One aspect of GTD that has surprised me is the weekly review. The idea here is that, once a week, you go over all your projects (and their associated tasks) and all your someday/maybe items, to make sure that your current projects are all on track and that your current projects are what you think is most important to work on right now.

This seemed like a sensible enough idea to me: in particular, it’s all to the good to have an reminder to lift your head a bit and step away from the details in order to get a broader overview of what you want to be doing. And, at home, it’s worked out in a fairly straightforward fashion.

It’s worked out well at work, too, but with one surprise: doing a weekly review takes forever! Well, not forever, but about an hour on average: put another way, even though I have GTD and the whole agile toolbag to help organize both my general priorities and my specific next actions, I still have to spend around two percent of my working time making sure that I’m not going off the rails. (Hmm, what percentage of my working time is spent on planning and organization in all its forms?)

It’s definitely worth it, though: much better to spend time to learn each week how I’m starting to go off the rails than to save time in the short term by doing the wrong thing! (Ending up with a bad product and, probably, spending more time later picking up the pieces.)

So what’s going on there? Part of the difference between work and home is that I just have more moving pieces at work than at home: I’m interacting with more people, and I have more projects. Come to think of it, maybe I have about the same number of projects at both places, but I’m generally happy for the ones at home to be done when they’re done, while the ones at work have more pressure behind them.

Part of the weekly review at both places is a sweep through my e-mail folders: actions/waiting/scheduled/conversations. That definitely takes more time at work than at home: I save a lot more e-mails, and I’m more likely to have to spend time thinking about whether or not I’m comfortable with, say, letting an e-mail thread in ‘conversations’ rest, or whether there’s a covert action / project / someday lurking in it.
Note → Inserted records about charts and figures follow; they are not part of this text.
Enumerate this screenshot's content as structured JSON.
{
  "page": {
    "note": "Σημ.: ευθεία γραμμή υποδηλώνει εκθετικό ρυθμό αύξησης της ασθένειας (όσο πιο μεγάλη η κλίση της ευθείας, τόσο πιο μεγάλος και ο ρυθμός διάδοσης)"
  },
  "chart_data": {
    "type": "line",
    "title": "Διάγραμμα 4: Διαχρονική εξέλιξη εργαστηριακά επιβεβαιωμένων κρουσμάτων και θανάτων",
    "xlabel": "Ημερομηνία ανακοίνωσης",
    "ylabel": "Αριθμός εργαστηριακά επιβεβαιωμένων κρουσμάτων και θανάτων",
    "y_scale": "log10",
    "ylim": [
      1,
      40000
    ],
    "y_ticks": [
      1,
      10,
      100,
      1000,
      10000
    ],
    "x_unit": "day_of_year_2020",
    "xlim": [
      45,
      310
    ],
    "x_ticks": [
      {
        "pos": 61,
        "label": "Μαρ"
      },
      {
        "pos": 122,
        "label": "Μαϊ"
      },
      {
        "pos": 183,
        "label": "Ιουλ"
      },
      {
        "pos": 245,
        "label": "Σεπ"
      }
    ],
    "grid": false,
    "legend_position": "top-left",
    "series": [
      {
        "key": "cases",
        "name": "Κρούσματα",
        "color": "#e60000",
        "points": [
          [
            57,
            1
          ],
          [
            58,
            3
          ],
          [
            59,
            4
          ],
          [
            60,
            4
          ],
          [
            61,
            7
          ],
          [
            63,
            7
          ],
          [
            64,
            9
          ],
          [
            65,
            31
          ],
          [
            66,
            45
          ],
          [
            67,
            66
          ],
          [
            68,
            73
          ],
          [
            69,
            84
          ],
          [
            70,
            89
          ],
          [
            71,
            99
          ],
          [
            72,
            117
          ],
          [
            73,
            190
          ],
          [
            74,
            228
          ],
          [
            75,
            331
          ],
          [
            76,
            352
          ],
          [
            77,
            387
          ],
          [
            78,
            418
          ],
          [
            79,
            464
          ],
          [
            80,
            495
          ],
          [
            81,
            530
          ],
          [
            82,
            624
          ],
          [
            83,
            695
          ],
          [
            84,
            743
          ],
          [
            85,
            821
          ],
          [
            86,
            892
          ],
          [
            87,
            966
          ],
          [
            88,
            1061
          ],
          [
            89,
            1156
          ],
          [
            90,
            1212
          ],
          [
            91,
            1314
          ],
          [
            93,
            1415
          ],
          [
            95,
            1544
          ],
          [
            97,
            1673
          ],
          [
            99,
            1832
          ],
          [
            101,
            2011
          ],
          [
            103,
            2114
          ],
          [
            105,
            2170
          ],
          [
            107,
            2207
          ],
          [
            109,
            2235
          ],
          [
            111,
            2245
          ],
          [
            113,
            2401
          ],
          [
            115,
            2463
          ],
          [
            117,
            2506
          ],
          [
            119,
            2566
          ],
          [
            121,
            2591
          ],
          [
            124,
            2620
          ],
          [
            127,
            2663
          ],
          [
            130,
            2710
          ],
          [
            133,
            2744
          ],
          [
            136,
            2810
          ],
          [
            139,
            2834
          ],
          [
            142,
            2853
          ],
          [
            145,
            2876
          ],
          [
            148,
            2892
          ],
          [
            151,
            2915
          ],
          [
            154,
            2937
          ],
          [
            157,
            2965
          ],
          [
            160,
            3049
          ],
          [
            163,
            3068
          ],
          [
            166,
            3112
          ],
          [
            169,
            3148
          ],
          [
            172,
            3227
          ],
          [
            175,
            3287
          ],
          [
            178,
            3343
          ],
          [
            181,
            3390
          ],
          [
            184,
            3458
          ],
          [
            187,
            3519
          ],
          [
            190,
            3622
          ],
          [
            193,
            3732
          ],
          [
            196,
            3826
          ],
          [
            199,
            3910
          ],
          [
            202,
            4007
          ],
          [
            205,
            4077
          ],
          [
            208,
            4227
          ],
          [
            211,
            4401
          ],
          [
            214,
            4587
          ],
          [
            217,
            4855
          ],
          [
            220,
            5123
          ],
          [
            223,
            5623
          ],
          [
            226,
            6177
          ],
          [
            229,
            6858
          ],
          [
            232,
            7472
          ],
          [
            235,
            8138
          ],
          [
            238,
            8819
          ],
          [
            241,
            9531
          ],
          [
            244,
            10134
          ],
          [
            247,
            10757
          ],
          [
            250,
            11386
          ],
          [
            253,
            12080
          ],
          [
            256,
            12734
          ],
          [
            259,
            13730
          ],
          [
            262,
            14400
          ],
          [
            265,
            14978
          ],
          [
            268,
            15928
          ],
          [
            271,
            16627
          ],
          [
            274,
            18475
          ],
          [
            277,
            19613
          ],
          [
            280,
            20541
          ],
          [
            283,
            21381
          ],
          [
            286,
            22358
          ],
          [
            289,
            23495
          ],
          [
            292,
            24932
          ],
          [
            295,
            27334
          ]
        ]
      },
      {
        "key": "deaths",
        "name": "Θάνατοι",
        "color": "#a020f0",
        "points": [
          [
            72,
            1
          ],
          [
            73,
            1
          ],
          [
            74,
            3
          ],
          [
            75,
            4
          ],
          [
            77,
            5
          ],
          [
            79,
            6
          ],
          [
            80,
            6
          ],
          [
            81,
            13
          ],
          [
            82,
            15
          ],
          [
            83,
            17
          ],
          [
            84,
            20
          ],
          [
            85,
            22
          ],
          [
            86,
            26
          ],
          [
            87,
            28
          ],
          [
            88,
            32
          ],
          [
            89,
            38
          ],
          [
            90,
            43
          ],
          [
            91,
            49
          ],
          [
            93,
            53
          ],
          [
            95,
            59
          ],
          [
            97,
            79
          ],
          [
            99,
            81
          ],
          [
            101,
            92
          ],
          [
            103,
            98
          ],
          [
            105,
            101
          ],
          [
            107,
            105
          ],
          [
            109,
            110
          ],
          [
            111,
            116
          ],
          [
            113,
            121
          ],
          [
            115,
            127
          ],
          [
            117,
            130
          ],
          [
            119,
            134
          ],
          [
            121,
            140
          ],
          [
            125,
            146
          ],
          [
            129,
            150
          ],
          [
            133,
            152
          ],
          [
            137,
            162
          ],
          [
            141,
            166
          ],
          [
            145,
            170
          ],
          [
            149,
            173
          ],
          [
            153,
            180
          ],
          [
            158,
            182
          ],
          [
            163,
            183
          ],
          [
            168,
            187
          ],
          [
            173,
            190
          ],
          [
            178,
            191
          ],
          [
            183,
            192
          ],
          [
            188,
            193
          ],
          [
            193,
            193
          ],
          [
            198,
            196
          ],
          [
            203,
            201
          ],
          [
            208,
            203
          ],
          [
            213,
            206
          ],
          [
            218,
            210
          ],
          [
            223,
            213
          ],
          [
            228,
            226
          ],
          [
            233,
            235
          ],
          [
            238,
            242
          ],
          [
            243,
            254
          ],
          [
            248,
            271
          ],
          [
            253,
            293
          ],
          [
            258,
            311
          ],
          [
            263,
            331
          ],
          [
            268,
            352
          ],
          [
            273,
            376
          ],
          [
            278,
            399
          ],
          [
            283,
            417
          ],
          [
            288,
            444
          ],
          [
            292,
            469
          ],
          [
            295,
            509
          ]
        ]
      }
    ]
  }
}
But probably the biggest difference is that, at work, I accumulate new potential tasks at a much higher rate than I do at home. Each week, new high-priority items will come along; I’ll typically shuffle them into the projects / action item lists somehow, but every week I need to take a hard look and ask myself if I can really expect to make progress on all of these projects. And the answer is almost invariably no, at which point I have to move something from projects to someday / maybe, and communicate that decision to other people.

Looking back, it seems that I’ve been doing GTD for more than half a year now. I remain convinced that it’s a great system: well-thought-out parts, simple ideas, and I’ve found it personally quite effective. Though I still have a ways to go to implement it fully: in particular, I’m seeing more and more that I need to regularize my filing system at home. But I have a project for that (together with its next action or two) in my projects file, so I’m confident that I’ll accomplish it!